Which is to say that examining both “Dig!” and “Brand,” one finds oneself conflicted: Am I reviewing the movie or the person? To what extend are they inextricable?

The biographical, more or less linear “Brand” focuses on the transformation of its subject from stand-up comic and national punchline in the UK (and B-list celeb in the U.S. and you better believe that annoys him) to activist.

Brand is fond of broad gestures (a poorly reviewed book called “Revolution,” lots of vague and well meaning chatter about spiritual transformation in face of awful political systems, calling his tour “Messiah Complex”).

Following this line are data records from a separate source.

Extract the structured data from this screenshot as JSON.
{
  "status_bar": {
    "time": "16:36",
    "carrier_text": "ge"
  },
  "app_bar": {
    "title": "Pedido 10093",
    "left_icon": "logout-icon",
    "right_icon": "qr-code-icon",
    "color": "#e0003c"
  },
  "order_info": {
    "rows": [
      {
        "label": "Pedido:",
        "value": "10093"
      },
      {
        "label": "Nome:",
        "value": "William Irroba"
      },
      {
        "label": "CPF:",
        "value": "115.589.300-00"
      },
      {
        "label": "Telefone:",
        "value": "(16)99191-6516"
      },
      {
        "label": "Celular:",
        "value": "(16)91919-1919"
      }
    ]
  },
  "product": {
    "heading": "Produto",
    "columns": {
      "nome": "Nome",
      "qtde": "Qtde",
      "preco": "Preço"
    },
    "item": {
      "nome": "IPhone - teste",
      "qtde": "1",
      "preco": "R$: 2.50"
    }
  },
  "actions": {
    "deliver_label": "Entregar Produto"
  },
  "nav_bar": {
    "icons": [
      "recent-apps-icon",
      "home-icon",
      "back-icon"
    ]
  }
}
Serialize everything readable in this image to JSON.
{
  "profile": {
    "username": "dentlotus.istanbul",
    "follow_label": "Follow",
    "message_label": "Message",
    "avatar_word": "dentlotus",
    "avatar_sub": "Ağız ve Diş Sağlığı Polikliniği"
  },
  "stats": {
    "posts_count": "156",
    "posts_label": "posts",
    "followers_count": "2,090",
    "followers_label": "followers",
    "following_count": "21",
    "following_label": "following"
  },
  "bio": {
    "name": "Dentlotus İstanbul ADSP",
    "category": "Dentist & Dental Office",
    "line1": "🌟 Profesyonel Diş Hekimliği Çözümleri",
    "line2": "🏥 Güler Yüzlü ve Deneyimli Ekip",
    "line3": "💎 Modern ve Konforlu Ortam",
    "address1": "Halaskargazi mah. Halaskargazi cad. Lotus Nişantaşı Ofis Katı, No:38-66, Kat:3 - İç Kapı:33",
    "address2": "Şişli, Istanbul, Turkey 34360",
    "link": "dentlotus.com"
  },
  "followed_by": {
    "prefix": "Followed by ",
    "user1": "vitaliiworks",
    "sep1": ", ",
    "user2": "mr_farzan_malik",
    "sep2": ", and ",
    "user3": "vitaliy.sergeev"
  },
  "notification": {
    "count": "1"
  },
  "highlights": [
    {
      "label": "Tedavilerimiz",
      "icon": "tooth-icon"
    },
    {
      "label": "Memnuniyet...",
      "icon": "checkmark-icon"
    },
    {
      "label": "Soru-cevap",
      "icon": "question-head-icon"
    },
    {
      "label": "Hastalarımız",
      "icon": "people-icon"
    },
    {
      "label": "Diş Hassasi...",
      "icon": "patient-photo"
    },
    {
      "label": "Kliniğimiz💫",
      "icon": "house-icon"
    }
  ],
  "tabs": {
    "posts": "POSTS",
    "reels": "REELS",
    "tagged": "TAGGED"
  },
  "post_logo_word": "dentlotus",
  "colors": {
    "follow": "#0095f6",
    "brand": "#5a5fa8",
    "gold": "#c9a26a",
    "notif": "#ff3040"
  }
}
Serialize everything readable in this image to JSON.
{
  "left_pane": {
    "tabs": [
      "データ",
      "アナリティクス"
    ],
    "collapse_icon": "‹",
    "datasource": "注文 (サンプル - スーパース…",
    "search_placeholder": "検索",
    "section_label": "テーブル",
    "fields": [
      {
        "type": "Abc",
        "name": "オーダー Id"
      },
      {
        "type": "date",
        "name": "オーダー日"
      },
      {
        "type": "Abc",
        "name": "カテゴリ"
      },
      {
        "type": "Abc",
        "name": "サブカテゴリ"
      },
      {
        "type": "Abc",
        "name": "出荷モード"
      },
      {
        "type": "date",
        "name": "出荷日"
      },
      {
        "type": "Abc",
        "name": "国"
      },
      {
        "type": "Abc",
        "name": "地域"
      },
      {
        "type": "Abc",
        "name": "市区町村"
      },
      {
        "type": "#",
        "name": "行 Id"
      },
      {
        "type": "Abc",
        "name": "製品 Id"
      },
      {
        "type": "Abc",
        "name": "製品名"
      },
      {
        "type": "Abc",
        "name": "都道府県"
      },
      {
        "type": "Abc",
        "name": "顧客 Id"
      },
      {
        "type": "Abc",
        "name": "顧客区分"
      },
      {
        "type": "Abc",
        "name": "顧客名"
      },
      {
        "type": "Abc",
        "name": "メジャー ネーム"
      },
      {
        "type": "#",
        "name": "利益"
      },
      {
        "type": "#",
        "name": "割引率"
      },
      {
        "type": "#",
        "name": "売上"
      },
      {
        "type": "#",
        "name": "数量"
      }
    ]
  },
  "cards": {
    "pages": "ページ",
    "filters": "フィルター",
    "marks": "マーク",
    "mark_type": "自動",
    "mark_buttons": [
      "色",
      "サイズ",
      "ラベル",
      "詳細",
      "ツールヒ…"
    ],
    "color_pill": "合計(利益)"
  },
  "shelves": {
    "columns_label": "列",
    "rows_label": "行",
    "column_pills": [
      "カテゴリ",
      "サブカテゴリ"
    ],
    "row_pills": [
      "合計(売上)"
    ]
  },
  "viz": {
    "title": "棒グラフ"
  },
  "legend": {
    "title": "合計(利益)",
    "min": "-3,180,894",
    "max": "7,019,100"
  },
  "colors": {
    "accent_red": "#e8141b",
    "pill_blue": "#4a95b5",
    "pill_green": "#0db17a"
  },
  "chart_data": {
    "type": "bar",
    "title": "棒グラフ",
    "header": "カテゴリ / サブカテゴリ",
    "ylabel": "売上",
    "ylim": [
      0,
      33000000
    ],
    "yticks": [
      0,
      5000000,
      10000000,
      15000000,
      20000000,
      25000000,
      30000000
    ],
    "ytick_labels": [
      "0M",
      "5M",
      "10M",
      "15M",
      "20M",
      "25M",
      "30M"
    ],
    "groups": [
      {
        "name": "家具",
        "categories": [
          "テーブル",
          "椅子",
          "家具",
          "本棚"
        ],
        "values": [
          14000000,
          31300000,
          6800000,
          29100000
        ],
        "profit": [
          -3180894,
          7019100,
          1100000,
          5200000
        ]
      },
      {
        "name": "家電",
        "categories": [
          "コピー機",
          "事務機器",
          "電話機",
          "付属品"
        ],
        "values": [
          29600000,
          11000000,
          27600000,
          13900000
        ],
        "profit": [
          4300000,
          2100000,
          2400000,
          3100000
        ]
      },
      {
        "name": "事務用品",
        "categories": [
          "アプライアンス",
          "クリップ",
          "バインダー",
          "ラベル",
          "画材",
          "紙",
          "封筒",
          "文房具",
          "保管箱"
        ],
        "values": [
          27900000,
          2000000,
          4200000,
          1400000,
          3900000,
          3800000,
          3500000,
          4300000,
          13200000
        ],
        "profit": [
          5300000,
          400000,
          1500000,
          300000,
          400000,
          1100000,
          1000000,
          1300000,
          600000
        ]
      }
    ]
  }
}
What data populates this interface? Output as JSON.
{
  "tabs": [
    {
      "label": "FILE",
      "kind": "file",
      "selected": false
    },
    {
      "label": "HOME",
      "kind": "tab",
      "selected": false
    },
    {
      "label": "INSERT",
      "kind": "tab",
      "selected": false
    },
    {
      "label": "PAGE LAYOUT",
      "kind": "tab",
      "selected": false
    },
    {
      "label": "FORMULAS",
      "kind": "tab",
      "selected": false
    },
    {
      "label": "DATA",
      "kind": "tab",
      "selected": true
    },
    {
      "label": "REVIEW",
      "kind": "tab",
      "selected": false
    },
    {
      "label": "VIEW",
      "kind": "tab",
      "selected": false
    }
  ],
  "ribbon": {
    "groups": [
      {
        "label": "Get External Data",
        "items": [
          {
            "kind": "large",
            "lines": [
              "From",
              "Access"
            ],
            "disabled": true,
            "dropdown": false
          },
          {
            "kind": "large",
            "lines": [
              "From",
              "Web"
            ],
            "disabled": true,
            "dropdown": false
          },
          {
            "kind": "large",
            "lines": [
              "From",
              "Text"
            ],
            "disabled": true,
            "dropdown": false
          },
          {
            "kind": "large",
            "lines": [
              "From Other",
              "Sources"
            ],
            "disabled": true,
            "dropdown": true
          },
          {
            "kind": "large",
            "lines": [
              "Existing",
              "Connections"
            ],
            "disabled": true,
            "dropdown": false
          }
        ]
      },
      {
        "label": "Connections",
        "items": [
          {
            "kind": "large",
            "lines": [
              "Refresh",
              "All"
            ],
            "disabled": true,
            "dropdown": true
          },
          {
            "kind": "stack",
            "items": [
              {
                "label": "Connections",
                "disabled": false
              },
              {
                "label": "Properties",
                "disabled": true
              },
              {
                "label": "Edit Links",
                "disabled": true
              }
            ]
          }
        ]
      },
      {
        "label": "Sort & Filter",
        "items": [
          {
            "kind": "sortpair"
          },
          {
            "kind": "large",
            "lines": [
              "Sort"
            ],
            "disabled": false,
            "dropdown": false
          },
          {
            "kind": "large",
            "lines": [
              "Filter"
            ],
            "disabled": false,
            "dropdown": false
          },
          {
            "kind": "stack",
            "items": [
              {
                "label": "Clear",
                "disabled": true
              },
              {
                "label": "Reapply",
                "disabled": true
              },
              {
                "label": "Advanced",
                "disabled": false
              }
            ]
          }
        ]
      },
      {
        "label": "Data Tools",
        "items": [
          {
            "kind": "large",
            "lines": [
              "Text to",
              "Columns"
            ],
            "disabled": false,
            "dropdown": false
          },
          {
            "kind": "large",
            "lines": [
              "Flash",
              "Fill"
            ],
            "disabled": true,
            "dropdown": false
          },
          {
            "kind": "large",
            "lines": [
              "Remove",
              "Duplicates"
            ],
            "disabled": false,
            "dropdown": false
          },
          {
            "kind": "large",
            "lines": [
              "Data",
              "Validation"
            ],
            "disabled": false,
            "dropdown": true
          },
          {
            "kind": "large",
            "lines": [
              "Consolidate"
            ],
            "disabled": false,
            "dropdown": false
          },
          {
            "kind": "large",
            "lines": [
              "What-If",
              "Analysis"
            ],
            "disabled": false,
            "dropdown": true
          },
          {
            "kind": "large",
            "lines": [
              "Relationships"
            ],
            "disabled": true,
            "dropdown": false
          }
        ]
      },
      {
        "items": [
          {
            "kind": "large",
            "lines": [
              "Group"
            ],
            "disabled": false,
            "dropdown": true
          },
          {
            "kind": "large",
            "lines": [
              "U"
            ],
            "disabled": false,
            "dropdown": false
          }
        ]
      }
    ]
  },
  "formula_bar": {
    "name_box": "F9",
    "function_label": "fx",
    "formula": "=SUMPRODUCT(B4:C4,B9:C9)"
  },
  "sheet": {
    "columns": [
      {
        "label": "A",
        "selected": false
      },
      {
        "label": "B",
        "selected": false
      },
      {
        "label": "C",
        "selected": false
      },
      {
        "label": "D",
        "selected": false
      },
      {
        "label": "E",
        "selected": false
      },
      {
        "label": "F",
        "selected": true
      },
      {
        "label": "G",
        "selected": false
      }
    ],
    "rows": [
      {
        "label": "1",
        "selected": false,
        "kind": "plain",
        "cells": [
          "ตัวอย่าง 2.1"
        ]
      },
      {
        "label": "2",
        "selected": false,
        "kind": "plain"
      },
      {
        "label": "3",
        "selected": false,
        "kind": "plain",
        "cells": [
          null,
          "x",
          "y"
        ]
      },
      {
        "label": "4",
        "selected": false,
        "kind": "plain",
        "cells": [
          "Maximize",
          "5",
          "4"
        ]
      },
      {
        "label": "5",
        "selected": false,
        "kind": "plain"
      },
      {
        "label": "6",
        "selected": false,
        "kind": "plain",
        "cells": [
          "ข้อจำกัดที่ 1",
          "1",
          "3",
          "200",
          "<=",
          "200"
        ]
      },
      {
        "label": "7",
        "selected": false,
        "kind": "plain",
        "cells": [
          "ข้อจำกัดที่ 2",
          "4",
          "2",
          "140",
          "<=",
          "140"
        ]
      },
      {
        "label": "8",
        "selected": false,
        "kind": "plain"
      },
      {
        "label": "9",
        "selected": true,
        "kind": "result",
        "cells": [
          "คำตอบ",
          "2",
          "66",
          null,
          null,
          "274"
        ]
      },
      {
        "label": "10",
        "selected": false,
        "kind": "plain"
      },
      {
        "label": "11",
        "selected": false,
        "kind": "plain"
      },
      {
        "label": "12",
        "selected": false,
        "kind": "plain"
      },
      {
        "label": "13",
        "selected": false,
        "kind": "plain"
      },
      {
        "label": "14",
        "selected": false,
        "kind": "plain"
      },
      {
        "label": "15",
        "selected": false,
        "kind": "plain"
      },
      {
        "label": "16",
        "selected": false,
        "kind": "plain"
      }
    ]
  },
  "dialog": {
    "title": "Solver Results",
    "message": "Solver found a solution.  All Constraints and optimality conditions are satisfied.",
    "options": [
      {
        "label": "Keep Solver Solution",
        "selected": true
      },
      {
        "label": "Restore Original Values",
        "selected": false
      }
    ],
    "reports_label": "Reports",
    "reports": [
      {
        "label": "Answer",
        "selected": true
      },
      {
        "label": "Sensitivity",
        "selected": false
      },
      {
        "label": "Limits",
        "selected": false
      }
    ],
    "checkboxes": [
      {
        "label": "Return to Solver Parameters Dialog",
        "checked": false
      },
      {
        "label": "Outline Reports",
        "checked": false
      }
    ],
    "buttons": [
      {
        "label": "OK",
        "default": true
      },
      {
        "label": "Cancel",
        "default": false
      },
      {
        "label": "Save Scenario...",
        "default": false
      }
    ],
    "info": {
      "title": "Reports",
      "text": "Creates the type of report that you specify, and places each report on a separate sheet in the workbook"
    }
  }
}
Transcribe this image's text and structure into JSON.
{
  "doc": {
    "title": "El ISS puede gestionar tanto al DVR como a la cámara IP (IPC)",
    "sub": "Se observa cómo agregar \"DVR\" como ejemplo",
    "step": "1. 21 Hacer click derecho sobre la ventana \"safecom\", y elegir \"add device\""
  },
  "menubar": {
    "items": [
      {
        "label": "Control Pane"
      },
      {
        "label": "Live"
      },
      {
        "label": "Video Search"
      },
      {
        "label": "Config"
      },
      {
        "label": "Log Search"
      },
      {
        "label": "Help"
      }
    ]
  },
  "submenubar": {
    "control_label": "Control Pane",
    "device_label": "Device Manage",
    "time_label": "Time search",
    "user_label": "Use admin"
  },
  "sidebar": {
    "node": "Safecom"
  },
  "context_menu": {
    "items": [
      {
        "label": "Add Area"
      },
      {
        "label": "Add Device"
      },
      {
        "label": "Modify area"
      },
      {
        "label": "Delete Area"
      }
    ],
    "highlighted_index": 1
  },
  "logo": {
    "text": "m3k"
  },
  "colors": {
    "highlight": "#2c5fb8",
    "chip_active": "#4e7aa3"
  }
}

But he can be amazingly articulate (again, his stuff on addiction is great and his thoughts about staffing his business headquarters with former addicts and those struggling with metal illness is a terrific one, concrete and real-world) while, again, looking like a roadie for Ratt.

And the biographical “Brand” paints a picture a guy very close to the Lenny-Bruce-ranting-about-the-First-Amendment phase of his career, which isn’t all that funny.

As a writing partner puts it about the idea of Brand moving into electoral politics, “The one thing he doesn’t want to have to do is be serious.”

Is not being funny the same as being serious? Brand may find out the hard way.

And in “Brand,” Brand is exceptionally candid and forthright about his addictions. There is film of him smoking heroin, which clearly turned him into a zombie and nearly killed both him and his career. Then again, he is also a devout exhibitionist.

With “Brand,” the subject wanted to have it both ways: He wanted the “LOOK AT ME!!!” of a doc and the “LOOK AT WHAT I WANT YOU TO LOOK AT” of trying to block its premiere.

“Brand: A Second Coming” has been in the works for seven years, around the time Brand, already famous in the UK but a cypher in the States, was starting to make a name for himself here with his turn as a rock star in “Forgetting Sarah Marshall.” Timoner said during the Q&A that the late Albert Maysles and Oliver Stone approached Brand about making a doc.

That fell through, Brand tried to direct it for a bit and eventually Timoner was asked to come on board two years ago. “The magic wasn’t in the rough cut I saw,” Timoner said. She said she wanted control over the final cut but that she did remove some things “for ethical reasons for Russell.”

Both Brand (and “Brand”) leaves it an open question as to whether the subject actually believes that abandoning Hollywood fame and starting a YouTube channel can lead to actual revolution, that being annoyed at Fox news is the same as being a guru.

As “Brand” shows, they aren’t. Does he know that or does it not matter all that much?